Friday, October 5, 2012

Dear Bogans

Dear Bogans, 

While I often hang around the comments sections of just to get a cheap laugh and learn about how immigrants/Muslims/women are destroying your job/country/marriage, unless you can fix up some of your more basic mistakes, I regret that I will no longer be able to read your litany of complaints about the government/petrol prices/gay marriage. 

A bogan
Because I'll read any comment, seriously, however badly it's argued, as long as at least 80% of it is spelled correctly. Please take note of the following: 

1. The word is appalled. Not apaulled. There is actually no such word as apaulled. That's why when you type it on the computer, a little red line appears underneath it. Now, I know as well as anyone that you can't always trust the spellcheck feature of a computer, but I say that as someone who has a proper for-realsies dictionary sitting on her desk, whereas I'm fairly sure you have to move at least six empty tinnies of VB,a carton of Winfield Blues and some sort of V8 Supercar memorabilia to reach your computer. 

2. I'm sorry, am I being rediculous? No, no I'm not, because there is no such thing. I am appalled that you would even accuse me of that. (See that? Appalled, not apaulled. Refer to point 1.) Seriously, if you feel the urge to use words of more than three syllables to make yourself seem sneeringly aloof -- "Gazza, don't be so farkin' rediculous!" -- please ensure you spell them correctly. Otherwise you just look like a wanker. 

Or maybe that's just the mullet. 

3. I've probably annoyed you so much that you've already left this blog. Well, good riddens to you. This is one I've seen more and more often lately, usually after a post about immigrants, boat people, or anyone not born in this country. You know, the generic racist-whackjob comment that starts with "If they don't like it here..." and ends with my questioning whether or not your parents were closely biologically related. 

Do yourself a favour and check out some of the other words while you're there. 




  1. ARRRRGHGHGHGGHGH the spelling! It makes my braaaaain huuuuurt!

    I love that you posted about bogans. Whenever I talk about bogans, my international friends go, "Huh? What's a bogan?"

  2. Lol Trisha! That's why I love talking about bogans! To share the love with people from overseas. Why should we be the only ones who suffer?

  3. Never heard of bogans, but foolish me, I had to know more, and now I got this song in my head.

    1. A little knowledge is a dangerous thing!

      And I'd just like to point out that the cigarettes the bogan is buying in that video are...Winfield Blues! I called it in my post.

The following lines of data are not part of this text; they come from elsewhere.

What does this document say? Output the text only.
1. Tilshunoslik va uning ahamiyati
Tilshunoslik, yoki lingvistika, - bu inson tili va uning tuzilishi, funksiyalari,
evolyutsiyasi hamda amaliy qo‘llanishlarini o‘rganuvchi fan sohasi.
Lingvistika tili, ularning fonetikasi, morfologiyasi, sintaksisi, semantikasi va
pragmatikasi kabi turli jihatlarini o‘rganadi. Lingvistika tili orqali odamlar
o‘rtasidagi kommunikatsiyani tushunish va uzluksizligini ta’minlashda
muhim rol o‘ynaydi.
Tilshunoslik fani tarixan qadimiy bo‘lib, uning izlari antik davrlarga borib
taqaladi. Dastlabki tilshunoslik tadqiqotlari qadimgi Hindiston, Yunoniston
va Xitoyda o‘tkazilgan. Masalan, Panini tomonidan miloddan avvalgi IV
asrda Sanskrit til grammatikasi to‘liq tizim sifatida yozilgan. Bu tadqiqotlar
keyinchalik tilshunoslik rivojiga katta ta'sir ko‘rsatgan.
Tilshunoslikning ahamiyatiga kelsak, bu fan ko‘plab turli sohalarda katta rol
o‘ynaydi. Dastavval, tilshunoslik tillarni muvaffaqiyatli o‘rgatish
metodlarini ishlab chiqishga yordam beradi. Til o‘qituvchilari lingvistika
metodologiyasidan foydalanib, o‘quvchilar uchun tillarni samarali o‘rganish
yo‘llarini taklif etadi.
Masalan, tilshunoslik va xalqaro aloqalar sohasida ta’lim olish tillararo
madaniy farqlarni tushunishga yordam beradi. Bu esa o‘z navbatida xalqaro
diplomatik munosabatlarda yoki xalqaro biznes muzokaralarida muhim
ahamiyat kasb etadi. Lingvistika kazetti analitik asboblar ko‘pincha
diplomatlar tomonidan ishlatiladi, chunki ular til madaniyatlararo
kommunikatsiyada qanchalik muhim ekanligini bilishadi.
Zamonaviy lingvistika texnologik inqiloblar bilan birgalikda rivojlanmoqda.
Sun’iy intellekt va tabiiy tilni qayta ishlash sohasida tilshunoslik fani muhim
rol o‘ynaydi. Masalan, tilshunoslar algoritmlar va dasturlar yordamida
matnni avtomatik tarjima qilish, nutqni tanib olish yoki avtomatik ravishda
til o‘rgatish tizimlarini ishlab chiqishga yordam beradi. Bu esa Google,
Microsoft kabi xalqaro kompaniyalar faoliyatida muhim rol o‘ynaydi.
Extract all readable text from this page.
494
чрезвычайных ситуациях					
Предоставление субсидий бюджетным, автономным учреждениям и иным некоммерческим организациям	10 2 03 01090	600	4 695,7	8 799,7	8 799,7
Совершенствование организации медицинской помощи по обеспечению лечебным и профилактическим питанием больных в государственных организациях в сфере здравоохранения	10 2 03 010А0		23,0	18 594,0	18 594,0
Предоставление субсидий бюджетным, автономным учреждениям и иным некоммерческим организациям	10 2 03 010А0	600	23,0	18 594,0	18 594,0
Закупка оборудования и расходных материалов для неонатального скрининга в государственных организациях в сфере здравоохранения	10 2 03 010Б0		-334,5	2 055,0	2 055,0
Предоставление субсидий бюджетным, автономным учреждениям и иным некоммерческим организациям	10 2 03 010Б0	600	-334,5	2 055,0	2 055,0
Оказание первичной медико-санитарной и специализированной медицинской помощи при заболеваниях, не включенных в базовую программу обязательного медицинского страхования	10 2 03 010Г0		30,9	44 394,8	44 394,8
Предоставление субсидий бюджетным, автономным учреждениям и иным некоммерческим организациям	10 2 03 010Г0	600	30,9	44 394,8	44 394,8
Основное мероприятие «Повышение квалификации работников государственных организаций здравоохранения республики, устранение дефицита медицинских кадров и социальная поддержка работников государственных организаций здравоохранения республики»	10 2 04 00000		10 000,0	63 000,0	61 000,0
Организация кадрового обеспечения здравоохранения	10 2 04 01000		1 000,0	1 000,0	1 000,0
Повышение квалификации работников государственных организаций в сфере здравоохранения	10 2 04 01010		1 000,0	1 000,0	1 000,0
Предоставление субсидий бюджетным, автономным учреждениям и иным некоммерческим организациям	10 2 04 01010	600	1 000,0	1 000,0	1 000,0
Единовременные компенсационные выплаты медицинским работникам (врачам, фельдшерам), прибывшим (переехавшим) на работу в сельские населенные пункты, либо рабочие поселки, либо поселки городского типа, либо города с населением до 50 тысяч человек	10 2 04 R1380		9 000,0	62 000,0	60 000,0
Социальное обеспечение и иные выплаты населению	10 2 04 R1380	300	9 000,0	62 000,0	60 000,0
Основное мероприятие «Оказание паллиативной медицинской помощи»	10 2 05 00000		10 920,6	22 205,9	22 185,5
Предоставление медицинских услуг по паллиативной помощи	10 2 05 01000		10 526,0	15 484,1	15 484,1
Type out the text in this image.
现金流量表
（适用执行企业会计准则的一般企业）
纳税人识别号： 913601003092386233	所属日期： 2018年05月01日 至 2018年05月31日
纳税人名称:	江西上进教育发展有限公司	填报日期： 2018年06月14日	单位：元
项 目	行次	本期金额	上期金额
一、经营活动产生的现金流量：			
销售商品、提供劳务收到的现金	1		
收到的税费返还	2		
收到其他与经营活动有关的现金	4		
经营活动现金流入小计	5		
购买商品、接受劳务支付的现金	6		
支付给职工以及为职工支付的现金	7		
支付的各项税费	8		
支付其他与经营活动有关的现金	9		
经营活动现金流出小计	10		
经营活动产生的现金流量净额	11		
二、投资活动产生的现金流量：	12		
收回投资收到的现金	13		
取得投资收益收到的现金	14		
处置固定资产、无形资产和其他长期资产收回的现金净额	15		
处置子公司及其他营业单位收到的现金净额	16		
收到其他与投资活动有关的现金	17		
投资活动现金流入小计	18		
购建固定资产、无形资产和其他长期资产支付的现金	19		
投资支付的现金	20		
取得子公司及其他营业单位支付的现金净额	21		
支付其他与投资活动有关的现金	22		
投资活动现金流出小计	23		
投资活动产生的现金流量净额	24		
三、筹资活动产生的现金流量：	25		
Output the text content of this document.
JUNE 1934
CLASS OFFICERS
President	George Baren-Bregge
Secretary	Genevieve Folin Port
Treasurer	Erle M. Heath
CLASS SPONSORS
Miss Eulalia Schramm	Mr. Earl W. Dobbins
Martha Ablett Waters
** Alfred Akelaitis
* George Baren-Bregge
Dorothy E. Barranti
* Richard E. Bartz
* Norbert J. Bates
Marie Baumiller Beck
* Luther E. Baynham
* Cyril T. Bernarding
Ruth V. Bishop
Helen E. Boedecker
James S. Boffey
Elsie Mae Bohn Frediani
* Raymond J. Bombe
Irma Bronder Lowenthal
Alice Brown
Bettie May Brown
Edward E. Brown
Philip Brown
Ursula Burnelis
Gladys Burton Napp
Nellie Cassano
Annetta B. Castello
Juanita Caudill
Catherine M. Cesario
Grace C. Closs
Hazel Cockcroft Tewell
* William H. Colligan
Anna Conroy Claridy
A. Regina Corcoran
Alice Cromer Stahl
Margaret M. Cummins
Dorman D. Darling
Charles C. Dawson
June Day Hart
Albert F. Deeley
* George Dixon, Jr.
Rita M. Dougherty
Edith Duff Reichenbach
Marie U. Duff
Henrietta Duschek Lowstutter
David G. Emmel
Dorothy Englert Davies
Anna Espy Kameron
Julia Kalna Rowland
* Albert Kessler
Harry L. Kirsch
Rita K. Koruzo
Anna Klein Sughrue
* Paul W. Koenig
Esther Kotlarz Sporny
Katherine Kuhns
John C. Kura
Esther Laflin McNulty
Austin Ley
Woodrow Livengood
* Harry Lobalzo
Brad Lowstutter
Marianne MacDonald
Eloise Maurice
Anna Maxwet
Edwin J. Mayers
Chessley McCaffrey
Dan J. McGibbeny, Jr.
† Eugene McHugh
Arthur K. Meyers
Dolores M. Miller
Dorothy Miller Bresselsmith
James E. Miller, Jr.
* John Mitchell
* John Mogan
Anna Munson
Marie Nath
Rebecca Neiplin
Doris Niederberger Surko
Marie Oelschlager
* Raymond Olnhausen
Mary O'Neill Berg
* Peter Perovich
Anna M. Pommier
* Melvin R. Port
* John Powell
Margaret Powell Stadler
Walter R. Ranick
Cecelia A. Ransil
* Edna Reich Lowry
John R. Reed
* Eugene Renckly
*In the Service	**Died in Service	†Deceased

    2. I did notice that - thanks to your post, I felt rather like an expert on this particular species' behavior.

  4. Hey, does my brother know you're showing his pic? Sadly, yes, he would be the guy on the websites writing all that crap, but without the "u" in everything like colour and favour. :)

    1. One in every family, LG!

      But hey, the world would be a boring place without them, right?